Friday, January 19, 2018

Fort Peck Dam, Montana and Visitor Center

After leaving the ACOE campground, we visited the Fort Peck Dam and visitor center.  Enjoyed some great views of the dam and spillway.  The campground is located behind the dam.  It is a nice place to overnight or spend some time enjoying the lake or local attractions.  Somehow, we failed to get a picture of this campground.

We visited the dam first, as the visitor center was not yet open.  The dam is the highest of six dams on the Missouri River and the largest hydraulically filled dam in the US.  Driving up on the dam and looking in both directions was truly an amazing sight.  The dam was started in the early 1930’s and at its peak had over 10, 000 workers on site.  The town of Fort Peck was built to support this project providing housing and all the other needs for the construction team.

In 1938, an inspection by the construction engineers discovered problems on the site but before any action could be taken the dam started to collapse.  At least eight men died but only two could be recovered from the mud. The rest are buried in the dam still.

We walked along the dam in the strong winds to view the spill ways and enjoy the view.  I found two rattlesnakes on the dam.  Since it was cold and windy, I believe the first died from exposure and the second clearly had a run in with a vehicle. 

The visitor center was very well done with history of the area and the dam.  It added to the experience. 

Wednesday, January 17, 2018

Returning to Lewis and Clark

We are currently housebound with the (for Florida) bitterly cold weather and now seems like a good time to return to our summer travels on the Lewis and Clark trail

1 June 2017

Today we traveled from the Lewis and Clark State Park, ND to Fort Peck, MT and the ACOE park at the Fort Peck dam.

 Before leaving the Epping area, we visited the LC interpretive center along the Missouri river where it meets the Yellowstone River.
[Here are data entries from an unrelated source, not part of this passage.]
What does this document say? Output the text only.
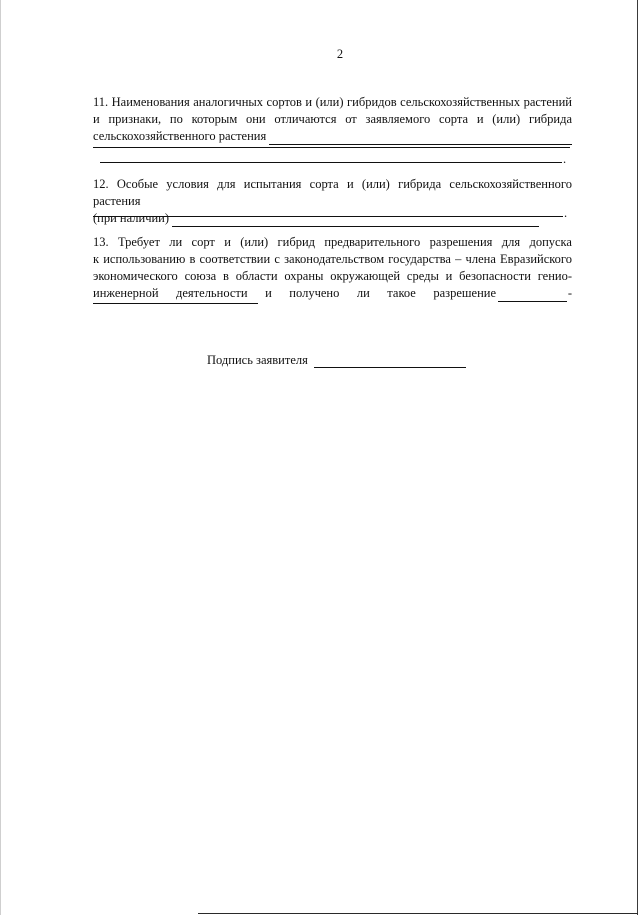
2
11. Наименования аналогичных сортов и (или) гибридов сельскохозяйственных растений
и признаки, по которым они отличаются от заявляемого сорта и (или) гибрида
сельскохозяйственного растения
.
12. Особые условия для испытания сорта и (или) гибрида сельскохозяйственного растения
(при наличии)	.
13. Требует ли сорт и (или) гибрид предварительного разрешения для допуска
к использованию в соответствии с законодательством государства – члена Евразийского
экономического союза в области охраны окружающей среды и безопасности генио-
инженерной деятельности и получено ли такое разрешение	-
Подпись заявителя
This was an important area for the native tribes for hunting.  Lewis and Clark passed thru here and remarked on its lush bounty of game animals.

Then we visited the nearby Army Fort Buford, where Crazy Horse surrendered to the US Army.  It is not much to look at, but it played an important role in the westward movement.  What is most noted for and why I wanted to visit was this is where the great native Chief Sitting Bull surrendered to the US Military.  It was not yet open, so we just had a look around by ourselves.

Then we visited the nearby Fort Union Trading Post where we learned a great deal about the trade with the native tribes from a very knowledgeable guide.  The history of the busy trading between the western tribes and the Europeans is an amazing story in itself.